Entonces nos preguntamos el por qué del botellón y su éxito y proliferación, y nos echamos las manos a la cabeza y nos tiramos de los pelos y nos ponemos estupendos hablando pestes de los adolescentes y su dedicación al pelotazo. Miramos las estadísticas de chicos que admiten beber de mucho a casi como un odre y creemos que se trata de un fenómeno aislado, producto de una generación que ni estudia ni quiere hacerlo, y que no tiene intención de currar un pimiento. Olvidamos todos los quejosos que aunque esa monumental quedada es reciente, hace sólo unos años ya comprábamos litronas, hace unos pocos años más en nuestras casas se nos permitía mojarnos los labios con algún licorcito y los críos que comíamos mal hacíamos hambre gracias a un sorbo de Quina Santa Catalina, quince grados de uva malvasía. El alcohol nunca ha sido una droga en España y gran parte de nuestro ocio gira en torno a la copa, a la caña, al aperitivo con vino, así que hay algo de hipocresía en el lamento. Nuestras fiestas consisten en beber y comer, así que hay algo de botellón y descampado en ellas. Y también dejamos todo manga por hombro. El botellón nos cuesta un pastizal entre limpieza y destrozos, es verdad, pero ya se sabe que veinte españoles juntos, sea cual sea su edad, suelen siempre comportarse mucho peor que en sus casas. No hay conciencia social para pensar en el prójimo, no la hay para cuidar el entorno, no existe para dejar el paisaje como nos lo encontramos antes de nuestro paso.

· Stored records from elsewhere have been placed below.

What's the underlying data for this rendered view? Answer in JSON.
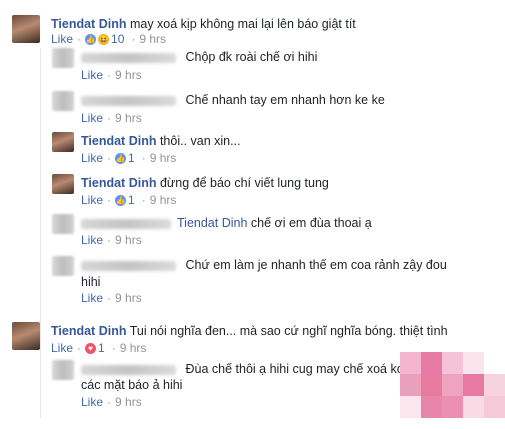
{
  "comments": [
    {
      "author": "Tiendat Dinh",
      "text": "may xoá kịp không mai lại lên báo giật tít",
      "like": "Like",
      "reactions": [
        "like-reaction-icon",
        "haha-reaction-icon"
      ],
      "count": "10",
      "time": "9 hrs"
    },
    {
      "text": "Chộp đk roài chế ơi hihi",
      "like": "Like",
      "time": "9 hrs"
    },
    {
      "text": "Chế nhanh tay em nhanh hơn ke ke",
      "like": "Like",
      "time": "9 hrs"
    },
    {
      "author": "Tiendat Dinh",
      "text": "thôi.. van xin...",
      "like": "Like",
      "reactions": [
        "like-reaction-icon"
      ],
      "count": "1",
      "time": "9 hrs"
    },
    {
      "author": "Tiendat Dinh",
      "text": "đừng để báo chí viết lung tung",
      "like": "Like",
      "reactions": [
        "like-reaction-icon"
      ],
      "count": "1",
      "time": "9 hrs"
    },
    {
      "mention": "Tiendat Dinh",
      "text": "chế ơi em đùa thoai ạ",
      "like": "Like",
      "time": "9 hrs"
    },
    {
      "text": "Chứ em làm je nhanh thế em coa rảnh zậy đou",
      "text2": "hihi",
      "like": "Like",
      "time": "9 hrs"
    },
    {
      "author": "Tiendat Dinh",
      "text": "Tui nói nghĩa đen... mà sao cứ nghĩ nghĩa bóng. thiệt tình",
      "like": "Like",
      "reactions": [
        "love-reaction-icon"
      ],
      "count": "1",
      "time": "9 hrs"
    },
    {
      "text": "Đùa chế thôi ạ hihi cug may chế xoá ko n",
      "text2": "các mặt báo ả hihi",
      "like": "Like",
      "time": "9 hrs"
    }
  ],
  "colors": {
    "link": "#365899",
    "like": "#4267b2",
    "meta": "#90949c",
    "text": "#1d2129"
  }
}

El español en grupo es cafre, egoísta, descuidado y pesado, así que cuando pongamos el grito en el cielo por el comportamiento de nuestros jóvenes (y juro que no lo justifico) deberíamos reflexionar un cuarto de hora sobre aquello de lo que tanto hablamos y hace mucho que no practicamos: dar ejemplo. Menos lecciones, que nos conocemos.